Porter’s Five Forces Model: Analysis, Template, Examples


What is Porter’s Five Forces Model?

Porter’s Five Forces Model or competitive forces model was developed by Michael Porter with the motive to analyze the external business environment of the industry. It explains whether or not we should enter an industry, and if we enter it, what are the challenges we need to face.

‘Competition’ is something which determines the success or failure of a company in the corporate world. Everyone knows that there will be other players who might be ready to give a competition to the other businesses. This is where; this model is used to understand the picture of the industry when there is huge competition.

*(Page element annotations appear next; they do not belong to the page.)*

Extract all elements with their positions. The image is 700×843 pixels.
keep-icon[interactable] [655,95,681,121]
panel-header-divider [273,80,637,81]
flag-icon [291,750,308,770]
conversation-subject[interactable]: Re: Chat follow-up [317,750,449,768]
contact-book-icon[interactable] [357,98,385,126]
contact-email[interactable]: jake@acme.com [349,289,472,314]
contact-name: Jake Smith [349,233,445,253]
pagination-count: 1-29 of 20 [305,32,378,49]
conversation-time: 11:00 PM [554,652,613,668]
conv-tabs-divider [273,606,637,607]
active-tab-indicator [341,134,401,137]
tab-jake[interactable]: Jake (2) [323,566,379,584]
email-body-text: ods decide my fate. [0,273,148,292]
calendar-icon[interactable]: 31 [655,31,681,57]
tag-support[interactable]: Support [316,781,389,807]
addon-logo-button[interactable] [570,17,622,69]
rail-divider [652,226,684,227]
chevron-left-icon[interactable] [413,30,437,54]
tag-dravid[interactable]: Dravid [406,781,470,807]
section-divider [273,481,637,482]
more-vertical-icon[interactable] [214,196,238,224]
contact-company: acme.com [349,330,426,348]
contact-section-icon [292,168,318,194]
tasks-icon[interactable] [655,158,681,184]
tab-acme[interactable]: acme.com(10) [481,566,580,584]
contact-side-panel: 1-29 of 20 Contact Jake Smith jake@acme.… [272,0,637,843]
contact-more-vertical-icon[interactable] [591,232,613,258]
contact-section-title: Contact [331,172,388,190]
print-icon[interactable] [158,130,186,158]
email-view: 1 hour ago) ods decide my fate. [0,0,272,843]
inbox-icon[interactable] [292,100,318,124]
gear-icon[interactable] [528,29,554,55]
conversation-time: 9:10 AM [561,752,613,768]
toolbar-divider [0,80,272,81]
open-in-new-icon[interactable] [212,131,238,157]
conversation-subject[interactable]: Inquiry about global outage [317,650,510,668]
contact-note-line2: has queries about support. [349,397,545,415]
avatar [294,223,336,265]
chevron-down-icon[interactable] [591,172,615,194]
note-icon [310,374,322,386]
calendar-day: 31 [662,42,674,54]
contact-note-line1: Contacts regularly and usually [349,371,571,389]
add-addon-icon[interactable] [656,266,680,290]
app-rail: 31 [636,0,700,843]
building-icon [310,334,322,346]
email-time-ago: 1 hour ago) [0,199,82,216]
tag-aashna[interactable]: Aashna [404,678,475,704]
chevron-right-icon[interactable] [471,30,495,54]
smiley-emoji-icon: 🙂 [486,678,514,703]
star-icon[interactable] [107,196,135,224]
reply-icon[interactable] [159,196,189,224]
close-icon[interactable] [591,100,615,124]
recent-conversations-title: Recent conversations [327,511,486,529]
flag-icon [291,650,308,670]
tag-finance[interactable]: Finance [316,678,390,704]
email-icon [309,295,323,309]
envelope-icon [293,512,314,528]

According to Michael Porter, each industry is influenced by five factors that he mentioned as forces. The power of Porter’s five forces determines the ultimate profit potential of the business in the marketplace.

Porter’s Five Forces of competitive position analysis:

Porter Five Forces Model Template

How can we use Porter’s Five Forces?

1. Competitive Rivalry

This force examines the number and capability of existing competitors in the marketplace. Rivalry competition is high when an industry is growing and there are a few businesses equally selling a product and services. This is when a consumer can easily substitute to opponent’s product for a little cost. Let’s take an example of beverages: Coca-Cola and PepsiCo have a wide range of products under their respective brands and have a huge fan following. Many brands have entered the market but could not survive. Following potential factors come handy while analyzing this force:

  • The level of competition in this sector
  • The competitor’s marketing strategy
  • Advertisement expenses                                            

2. Bargaining Power of Suppliers

This force analyzes the power of a supplier, how he will alter the price of a product or how he will bargain with the business firms. In addition, suppliers have an advantage when they are fewer in the market. Further, businesses are in better position when there is a multitude of suppliers. For example, the main ingredients for a soft drink are carbonated water, sweetener, caffeine, and phosphoric acid, and if there is only one supplier of these, then companies like Coca-Cola have no alternative but to buy these from them. Following potential factors come handy while analyzing this force:

  • The number of suppliers in the market
  • Supplier switching costs
  • Supplier concentration to Business firm concentration ratio
  • Presence of Supplier Unions
  • Supplier’s distribution strength

3. Bargaining Power of Customers

This force analyzes the potential of the customer to alter business’s pricing and strategy. Consumers have the power to drive the prices down to make businesses incompletion with other businesses. It works, when consumers are fewer, but a multitude of sellers, and when it is easy to substitute from one business product to another business product. Let’s take an example of McDonald’s. Due to market saturation, consumers can choose from various substitute of outlets such as Burger King, Subway, KFC, etc. This is where McDonald must develop strategies to attract consumers. Following potential factors come handy while analyzing this force:

  • The potential buyers
  • Buyer concentration to Seller concentration ratio
  • Availability of Buyer’s information

4. Threat of New Entrants

Is it easy for someone to start a new business in any specific industry? If yes, it can cause the trouble for the existing businesses in the same industry. This force examines the easy and difficulty level for a competitor to enter the industry. If it is easy for a competitor to enter the industry, it is a risk for existing businesses to survive. In the end, industries with strong barriers result in less competition. For example, due to low switching cost, the customer can easily substitute to another outlet from McDonald’s. Furthermore, if the capital cost of establishing a new firm is moderate, the existing firms like McDonald’ need to worry. Following potential factors come handy while analyzing this force:

  • The existence of entry barriers (patents, rights, etc.)
  • Availability of capitals to start a new business
  • Rules and regulations for new entrants
  • The loyalty of customers to established brands

5. Threat of Substitutes

This force studies if it is easy for a consumer to substitute from a business product to that of a competitor. This examines on the basis of few factors – how many competitors are there, comparison of quality and price of a product of competitors, and how much profit competitors are earning. In McDonald’s case, there are many substitutes in the marketplace such as Burger King, KFC, Subway, etc. Therefore, it is easy for a consumer to switch from McDonald’s to another outlet due to low switching cost. Following potential factors come handy while analyzing this force:

  • The propensity of Buyers to substitute
  • The relative price of substitutes
  • Availability of substitutes


Five Forces model helps industries to determine the various factors affecting profitability and strategies. Further, it helps in making decisions relating to whether to enter a specific industry; whether to increase size in a specific industry; should develop competitive strategies; and what are the questions need to consider before entering the industry. In addition, this model should be used where there are at least three competitors in the market and avoid using it for an individual firm.